Kind of scary how innocent devices can be possibly malicious

[LoveLaika]

I recently stumbled upon this post about someone trying to make a pineapple disguised as a USB hub. On the one hand, it does seem like a cool little project. On the other hand, I'm mildly concerned how inconspicuous devices can turn out to be dangerous. On my third hand, I'm thinking that this is some real, dedicated James Bond stuff, but then again, I've seen Xiaomi Mini TV boxes that are about the same size so I shouldn't be too surprised.
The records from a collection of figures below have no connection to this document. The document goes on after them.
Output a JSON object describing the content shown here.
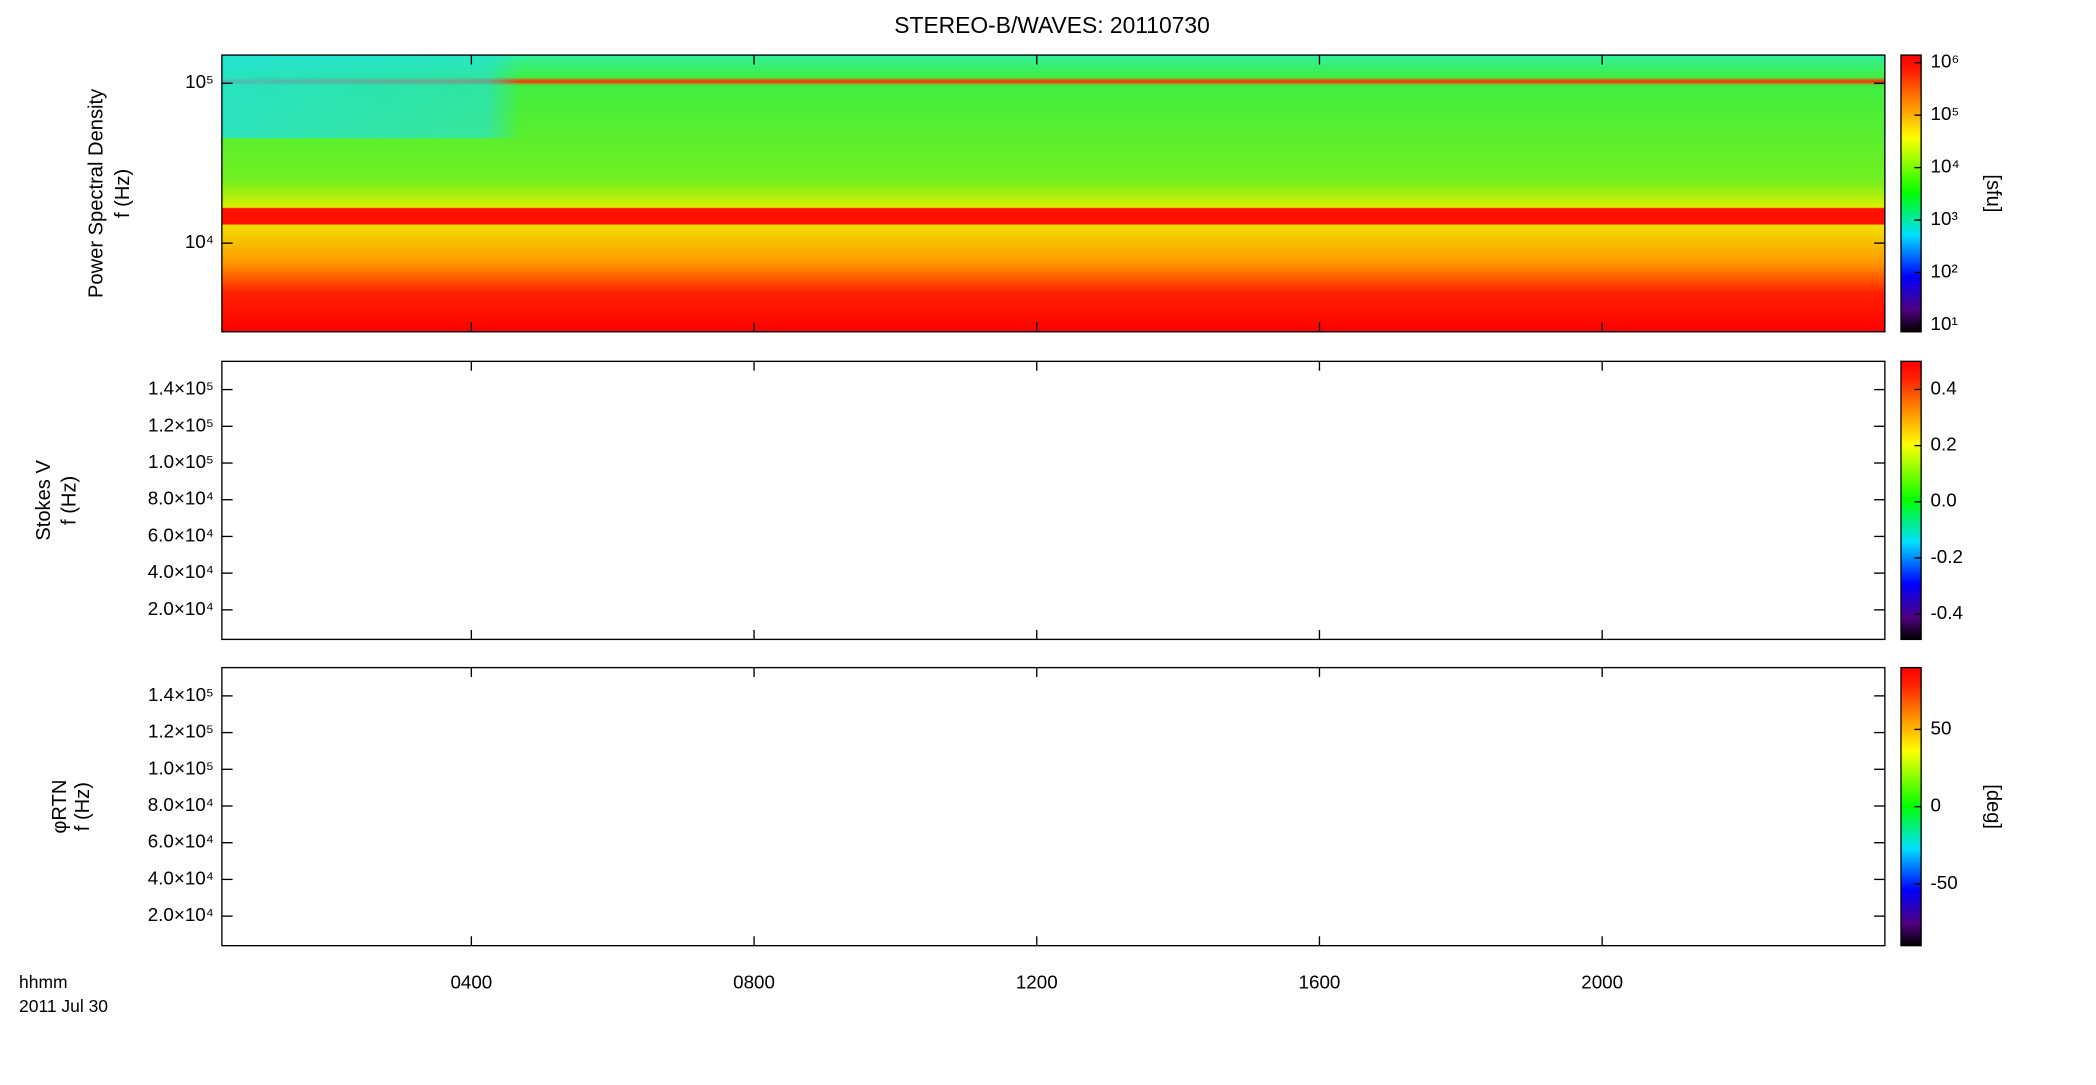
{
  "title": "STEREO-B/WAVES: 20110730",
  "x_axis": {
    "label_lines": [
      "hhmm",
      "2011 Jul 30"
    ]
  },
  "chart_data": [
    {
      "type": "heatmap",
      "ylabel": "Power Spectral Density",
      "ylabel2": "f (Hz)",
      "xlim": [
        0.47,
        24.0
      ],
      "xticks": [
        {
          "value": 4,
          "label": "0400"
        },
        {
          "value": 8,
          "label": "0800"
        },
        {
          "value": 12,
          "label": "1200"
        },
        {
          "value": 16,
          "label": "1600"
        },
        {
          "value": 20,
          "label": "2000"
        }
      ],
      "yscale": "log",
      "ylim": [
        2790,
        150000
      ],
      "yticks": [
        {
          "value": 10000,
          "label": "10⁴"
        },
        {
          "value": 100000,
          "label": "10⁵"
        }
      ],
      "colorbar": {
        "scale": "log",
        "clim": [
          7.4,
          1400000
        ],
        "label": "[sfu]",
        "ticks": [
          {
            "value": 10,
            "label": "10¹"
          },
          {
            "value": 100,
            "label": "10²"
          },
          {
            "value": 1000,
            "label": "10³"
          },
          {
            "value": 10000,
            "label": "10⁴"
          },
          {
            "value": 100000,
            "label": "10⁵"
          },
          {
            "value": 1000000,
            "label": "10⁶"
          }
        ]
      }
    },
    {
      "type": "heatmap",
      "ylabel": "Stokes V",
      "ylabel2": "f (Hz)",
      "xlim": [
        0.47,
        24.0
      ],
      "xticks": [
        {
          "value": 4,
          "label": "0400"
        },
        {
          "value": 8,
          "label": "0800"
        },
        {
          "value": 12,
          "label": "1200"
        },
        {
          "value": 16,
          "label": "1600"
        },
        {
          "value": 20,
          "label": "2000"
        }
      ],
      "yscale": "linear",
      "ylim": [
        3900,
        155400
      ],
      "yticks": [
        {
          "value": 20000,
          "label": "2.0×10⁴"
        },
        {
          "value": 40000,
          "label": "4.0×10⁴"
        },
        {
          "value": 60000,
          "label": "6.0×10⁴"
        },
        {
          "value": 80000,
          "label": "8.0×10⁴"
        },
        {
          "value": 100000,
          "label": "1.0×10⁵"
        },
        {
          "value": 120000,
          "label": "1.2×10⁵"
        },
        {
          "value": 140000,
          "label": "1.4×10⁵"
        }
      ],
      "colorbar": {
        "scale": "linear",
        "clim": [
          -0.49,
          0.5
        ],
        "ticks": [
          {
            "value": -0.4,
            "label": "-0.4"
          },
          {
            "value": -0.2,
            "label": "-0.2"
          },
          {
            "value": 0,
            "label": "0.0"
          },
          {
            "value": 0.2,
            "label": "0.2"
          },
          {
            "value": 0.4,
            "label": "0.4"
          }
        ]
      }
    },
    {
      "type": "heatmap",
      "ylabel": "φRTN",
      "ylabel2": "f (Hz)",
      "xlim": [
        0.47,
        24.0
      ],
      "xticks": [
        {
          "value": 4,
          "label": "0400"
        },
        {
          "value": 8,
          "label": "0800"
        },
        {
          "value": 12,
          "label": "1200"
        },
        {
          "value": 16,
          "label": "1600"
        },
        {
          "value": 20,
          "label": "2000"
        }
      ],
      "yscale": "linear",
      "ylim": [
        3900,
        155400
      ],
      "yticks": [
        {
          "value": 20000,
          "label": "2.0×10⁴"
        },
        {
          "value": 40000,
          "label": "4.0×10⁴"
        },
        {
          "value": 60000,
          "label": "6.0×10⁴"
        },
        {
          "value": 80000,
          "label": "8.0×10⁴"
        },
        {
          "value": 100000,
          "label": "1.0×10⁵"
        },
        {
          "value": 120000,
          "label": "1.2×10⁵"
        },
        {
          "value": 140000,
          "label": "1.4×10⁵"
        }
      ],
      "colorbar": {
        "scale": "linear",
        "clim": [
          -90,
          90
        ],
        "label": "[deg]",
        "ticks": [
          -50,
          0,
          50
        ]
      }
    }
  ]
}
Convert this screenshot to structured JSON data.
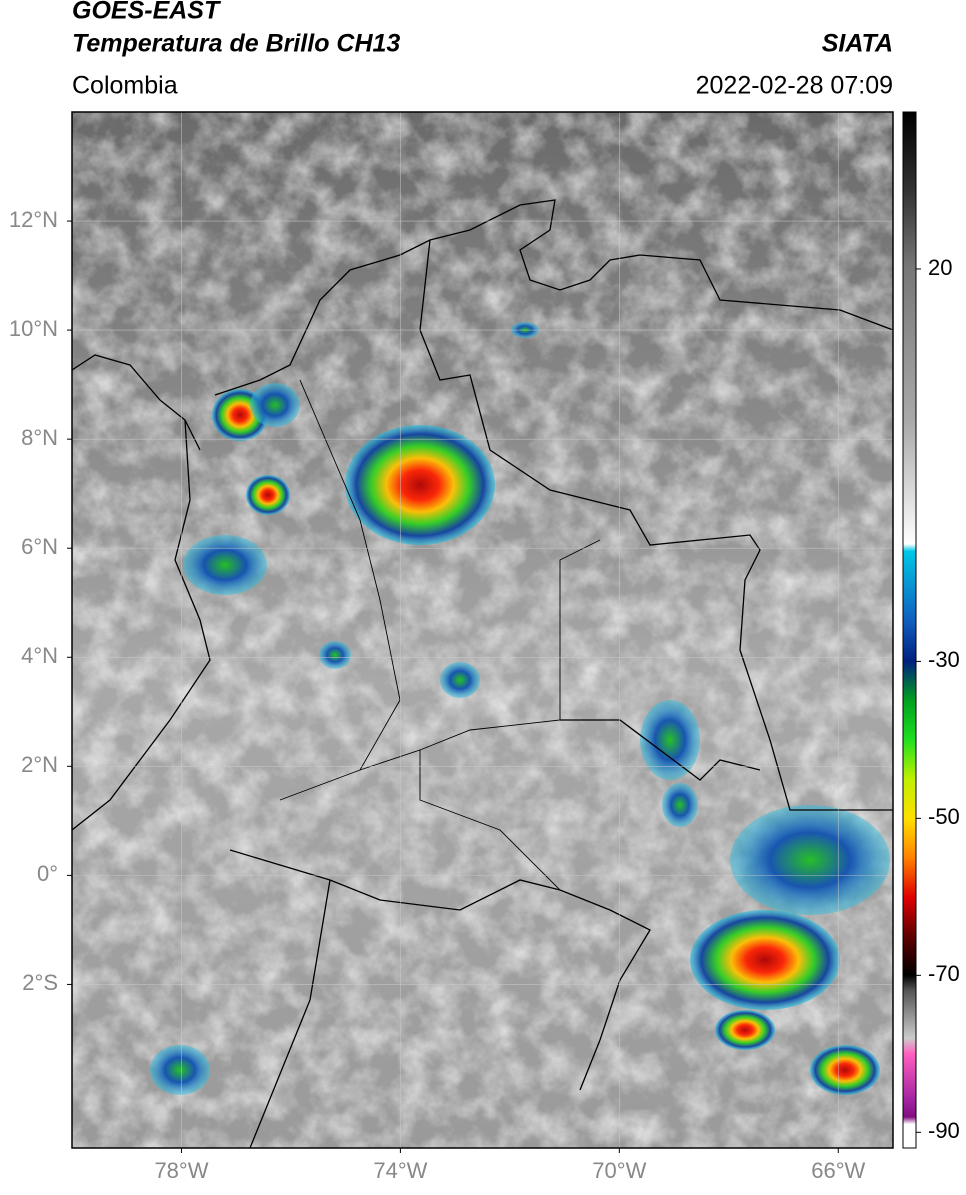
{
  "header": {
    "title": "GOES-EAST",
    "subtitle": "Temperatura de Brillo CH13",
    "region": "Colombia",
    "source": "SIATA",
    "datetime": "2022-02-28 07:09"
  },
  "map": {
    "xlim": [
      -80,
      -65
    ],
    "ylim": [
      -5,
      14
    ],
    "xticks": [
      {
        "value": -78,
        "label": "78°W"
      },
      {
        "value": -74,
        "label": "74°W"
      },
      {
        "value": -70,
        "label": "70°W"
      },
      {
        "value": -66,
        "label": "66°W"
      }
    ],
    "yticks": [
      {
        "value": 12,
        "label": "12°N"
      },
      {
        "value": 10,
        "label": "10°N"
      },
      {
        "value": 8,
        "label": "8°N"
      },
      {
        "value": 6,
        "label": "6°N"
      },
      {
        "value": 4,
        "label": "4°N"
      },
      {
        "value": 2,
        "label": "2°N"
      },
      {
        "value": 0,
        "label": "0°"
      },
      {
        "value": -2,
        "label": "2°S"
      }
    ],
    "grid": true
  },
  "colorbar": {
    "lim": [
      -92,
      40
    ],
    "ticks": [
      20,
      -30,
      -50,
      -70,
      -90
    ]
  }
}
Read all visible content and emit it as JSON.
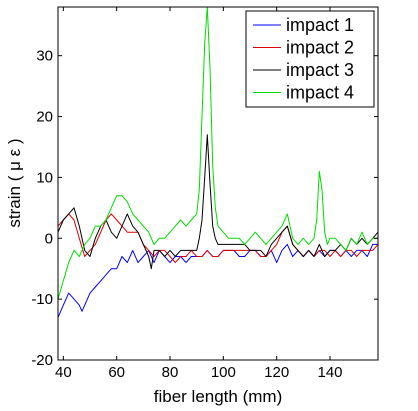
{
  "chart_data": {
    "type": "line",
    "xlabel": "fiber length (mm)",
    "ylabel": "strain ( μ ε )",
    "xlim": [
      38,
      158
    ],
    "ylim": [
      -20,
      38
    ],
    "xticks": [
      40,
      60,
      80,
      100,
      120,
      140
    ],
    "yticks": [
      -20,
      -10,
      0,
      10,
      20,
      30
    ],
    "grid": false,
    "legend_position": "top-right",
    "series": [
      {
        "name": "impact 1",
        "color": "#0000ff",
        "x": [
          38,
          40,
          42,
          44,
          46,
          47,
          48,
          50,
          52,
          54,
          56,
          58,
          60,
          62,
          64,
          66,
          68,
          70,
          72,
          74,
          76,
          78,
          80,
          82,
          84,
          86,
          88,
          90,
          92,
          94,
          96,
          98,
          100,
          102,
          104,
          106,
          108,
          110,
          112,
          114,
          116,
          118,
          120,
          122,
          124,
          126,
          128,
          130,
          132,
          134,
          136,
          138,
          140,
          142,
          144,
          146,
          148,
          150,
          152,
          154,
          156,
          158
        ],
        "y": [
          -13,
          -11,
          -9,
          -10,
          -11,
          -12,
          -11,
          -9,
          -8,
          -7,
          -6,
          -5,
          -5,
          -3,
          -4,
          -2,
          -4,
          -3,
          -2,
          -4,
          -2,
          -3,
          -4,
          -3,
          -3,
          -4,
          -3,
          -3,
          -3,
          -2,
          -3,
          -3,
          -2,
          -2,
          -2,
          -3,
          -3,
          -2,
          -2,
          -3,
          -3,
          -2,
          -4,
          -2,
          -1,
          -3,
          -2,
          -3,
          -2,
          -3,
          -2,
          -3,
          -2,
          -2,
          -3,
          -2,
          -3,
          -2,
          -2,
          -3,
          -1,
          -1
        ]
      },
      {
        "name": "impact 2",
        "color": "#e00000",
        "x": [
          38,
          40,
          42,
          44,
          46,
          48,
          50,
          52,
          54,
          56,
          58,
          60,
          62,
          64,
          66,
          68,
          70,
          72,
          74,
          76,
          78,
          80,
          82,
          84,
          86,
          88,
          90,
          92,
          94,
          96,
          98,
          100,
          102,
          104,
          106,
          108,
          110,
          112,
          114,
          116,
          118,
          120,
          122,
          124,
          126,
          128,
          130,
          132,
          134,
          136,
          138,
          140,
          142,
          144,
          146,
          148,
          150,
          152,
          154,
          156,
          158
        ],
        "y": [
          2,
          3,
          4,
          3,
          0,
          -3,
          -2,
          -1,
          1,
          3,
          4,
          3,
          2,
          1,
          1,
          1,
          -1,
          -2,
          -3,
          -2,
          -2,
          -3,
          -4,
          -3,
          -3,
          -2,
          -3,
          -3,
          -2,
          -3,
          -3,
          -2,
          -2,
          -2,
          -2,
          -2,
          -2,
          -2,
          -3,
          -3,
          -2,
          -1,
          1,
          2,
          -1,
          -2,
          -3,
          -2,
          -3,
          -2,
          -2,
          -3,
          -2,
          -3,
          -2,
          -2,
          -3,
          -2,
          -2,
          -2,
          -1
        ]
      },
      {
        "name": "impact 3",
        "color": "#000000",
        "x": [
          38,
          40,
          42,
          44,
          46,
          48,
          50,
          52,
          54,
          56,
          58,
          60,
          62,
          64,
          66,
          68,
          70,
          72,
          73,
          74,
          76,
          78,
          80,
          82,
          84,
          86,
          88,
          90,
          91,
          92,
          93,
          94,
          95,
          96,
          97,
          98,
          100,
          102,
          104,
          106,
          108,
          110,
          112,
          114,
          116,
          118,
          120,
          122,
          124,
          126,
          128,
          130,
          132,
          134,
          136,
          138,
          140,
          142,
          144,
          146,
          148,
          150,
          152,
          154,
          156,
          158
        ],
        "y": [
          1,
          3,
          4,
          5,
          2,
          -2,
          -3,
          0,
          2,
          3,
          1,
          0,
          2,
          4,
          2,
          1,
          -1,
          -3,
          -5,
          -2,
          -2,
          -3,
          -2,
          -3,
          -2,
          -2,
          -2,
          -2,
          0,
          3,
          10,
          17,
          9,
          2,
          0,
          -1,
          -1,
          -1,
          -1,
          -1,
          -1,
          -2,
          -2,
          -2,
          -3,
          -1,
          0,
          1,
          2,
          -1,
          -2,
          -3,
          -2,
          -3,
          -1,
          -3,
          -2,
          -2,
          -1,
          -2,
          0,
          -1,
          0,
          -1,
          0,
          1
        ]
      },
      {
        "name": "impact 4",
        "color": "#00dd00",
        "x": [
          38,
          40,
          42,
          44,
          46,
          48,
          50,
          52,
          54,
          56,
          58,
          60,
          62,
          64,
          66,
          68,
          70,
          72,
          74,
          76,
          78,
          80,
          82,
          84,
          86,
          88,
          90,
          91,
          92,
          93,
          94,
          95,
          96,
          97,
          98,
          100,
          102,
          104,
          106,
          108,
          110,
          112,
          114,
          116,
          118,
          120,
          122,
          124,
          126,
          128,
          130,
          132,
          134,
          135,
          136,
          137,
          138,
          139,
          140,
          142,
          144,
          146,
          148,
          150,
          152,
          154,
          156,
          158
        ],
        "y": [
          -10,
          -7,
          -4,
          -2,
          -3,
          -1,
          0,
          2,
          2,
          3,
          5,
          7,
          7,
          6,
          4,
          3,
          2,
          1,
          -1,
          0,
          0,
          1,
          2,
          3,
          2,
          3,
          4,
          8,
          20,
          32,
          38,
          28,
          12,
          5,
          2,
          1,
          0,
          0,
          0,
          -1,
          0,
          1,
          0,
          -1,
          0,
          1,
          2,
          4,
          0,
          -1,
          0,
          -1,
          0,
          3,
          11,
          8,
          1,
          -1,
          0,
          0,
          -1,
          -2,
          0,
          -1,
          1,
          -1,
          0,
          0
        ]
      }
    ]
  }
}
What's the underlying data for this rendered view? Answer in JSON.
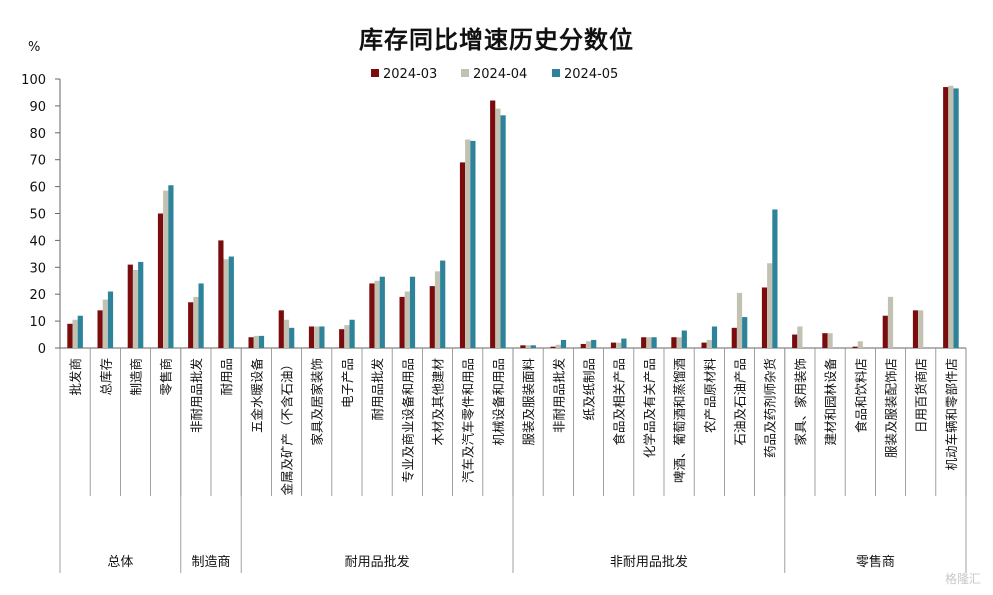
{
  "chart_data": {
    "type": "bar",
    "title": "库存同比增速历史分数位",
    "unit": "%",
    "ylim": [
      0,
      100
    ],
    "yticks": [
      0,
      10,
      20,
      30,
      40,
      50,
      60,
      70,
      80,
      90,
      100
    ],
    "legend_position": "top-center",
    "categories": [
      "批发商",
      "总库存",
      "制造商",
      "零售商",
      "非耐用品批发",
      "耐用品",
      "五金水暖设备",
      "金属及矿产（不含石油）",
      "家具及居家装饰",
      "电子产品",
      "耐用品批发",
      "专业及商业设备和用品",
      "木材及其他建材",
      "汽车及汽车零件和用品",
      "机械设备和用品",
      "服装及服装面料",
      "非耐用品批发",
      "纸及纸制品",
      "食品及相关产品",
      "化学品及有关产品",
      "啤酒、葡萄酒和蒸馏酒",
      "农产品原材料",
      "石油及石油产品",
      "药品及药剂师杂货",
      "家具、家用装饰",
      "建材和园林设备",
      "食品和饮料店",
      "服装及服装配饰店",
      "日用百货商店",
      "机动车辆和零部件店"
    ],
    "series": [
      {
        "name": "2024-03",
        "color": "#7b0c0e",
        "values": [
          9,
          14,
          31,
          50,
          17,
          40,
          4,
          14,
          8,
          7,
          24,
          19,
          23,
          69,
          92,
          1,
          0.5,
          1.5,
          2,
          4,
          4,
          2,
          7.5,
          22.5,
          5,
          5.5,
          0.5,
          12,
          14,
          97
        ]
      },
      {
        "name": "2024-04",
        "color": "#c3c2b2",
        "values": [
          10.5,
          18,
          29,
          58.5,
          19,
          33,
          4.5,
          10.5,
          8,
          8.5,
          25,
          21,
          28.5,
          77.5,
          89,
          1,
          1.2,
          2.5,
          2,
          4,
          4,
          3,
          20.5,
          31.5,
          8,
          5.5,
          2.5,
          19,
          14,
          97.5
        ]
      },
      {
        "name": "2024-05",
        "color": "#2d8399",
        "values": [
          12,
          21,
          32,
          60.5,
          24,
          34,
          4.5,
          7.5,
          8,
          10.5,
          26.5,
          26.5,
          32.5,
          77,
          86.5,
          1,
          3,
          3,
          3.5,
          4,
          6.5,
          8,
          11.5,
          51.5,
          null,
          null,
          null,
          null,
          null,
          96.5
        ]
      }
    ],
    "groups": [
      {
        "name": "总体",
        "count": 4
      },
      {
        "name": "制造商",
        "count": 2
      },
      {
        "name": "耐用品批发",
        "count": 9
      },
      {
        "name": "非耐用品批发",
        "count": 9
      },
      {
        "name": "零售商",
        "count": 6
      }
    ]
  },
  "watermark": "格隆汇"
}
Curious what you all thought of it, and out of fun, what other devices can you think of that might be good for these types of things?

[tl01magic]

oh wow that is;

Am not at all "in the know" with this kind of computer stuff however I recall about 8 years ago ordering a "china direct" PC mouse for work,

I asked IT if it's plausible there could be malicious software installed when I plug it in....he said he'll go monitor the network and let me know when to plug it in. That confirmed to me is not far fetched...

and here years later first hearing of this "pineapple" thing, imo obviously this is comparatively (to what we think we is fine) rampant and makes sense imo.

[Doctorandus_P]

Huh?

Worried about a file hidden in a loaf of bread?

[ataradov]

This is nothing new. Attackers were known to leave USB drives around offices of interest.

The concern here is not that USB drive will autorun some malware, which could be prevented by PC settings and domain rules. The concern is that USB drive is actually a HID device (keyboard), which would launch the browser and download the malware on its own. It is much harder to prevent, since it looks like a normal keyboard and a person typing.

[golden_labels]

So far the nicest attack of the mentioned type I heard about, that happened in the wild and was missing any consent,⁽¹⁾ was hiding complete GPS trackers with batteries in 1:24 toy car models. A fake company has been created and the cars were given out as branded gifts to participants of illegal car races. The attack was discovered after a kid of one of the victims disassembled the toy. The attack was performed by people lacking any skill in electronics, using just the cheapest things bought on the internet.

This should explain to many, why some people are so concerned about running unauditable software or being forced to run any specific software at all on their computers; or having electronic devices being planted in their homes. It’s not about suspecting any particular vendor of malicious intent. But with how cheap and easy it is, and how many of such programs/devices end up in a context that should remain private, it’s not a matter of “if” but “when”. With “when” being very short in 2021.
____
⁽¹⁾ Even a consent a victim would be unaware of, because they don’t read or understand agreements.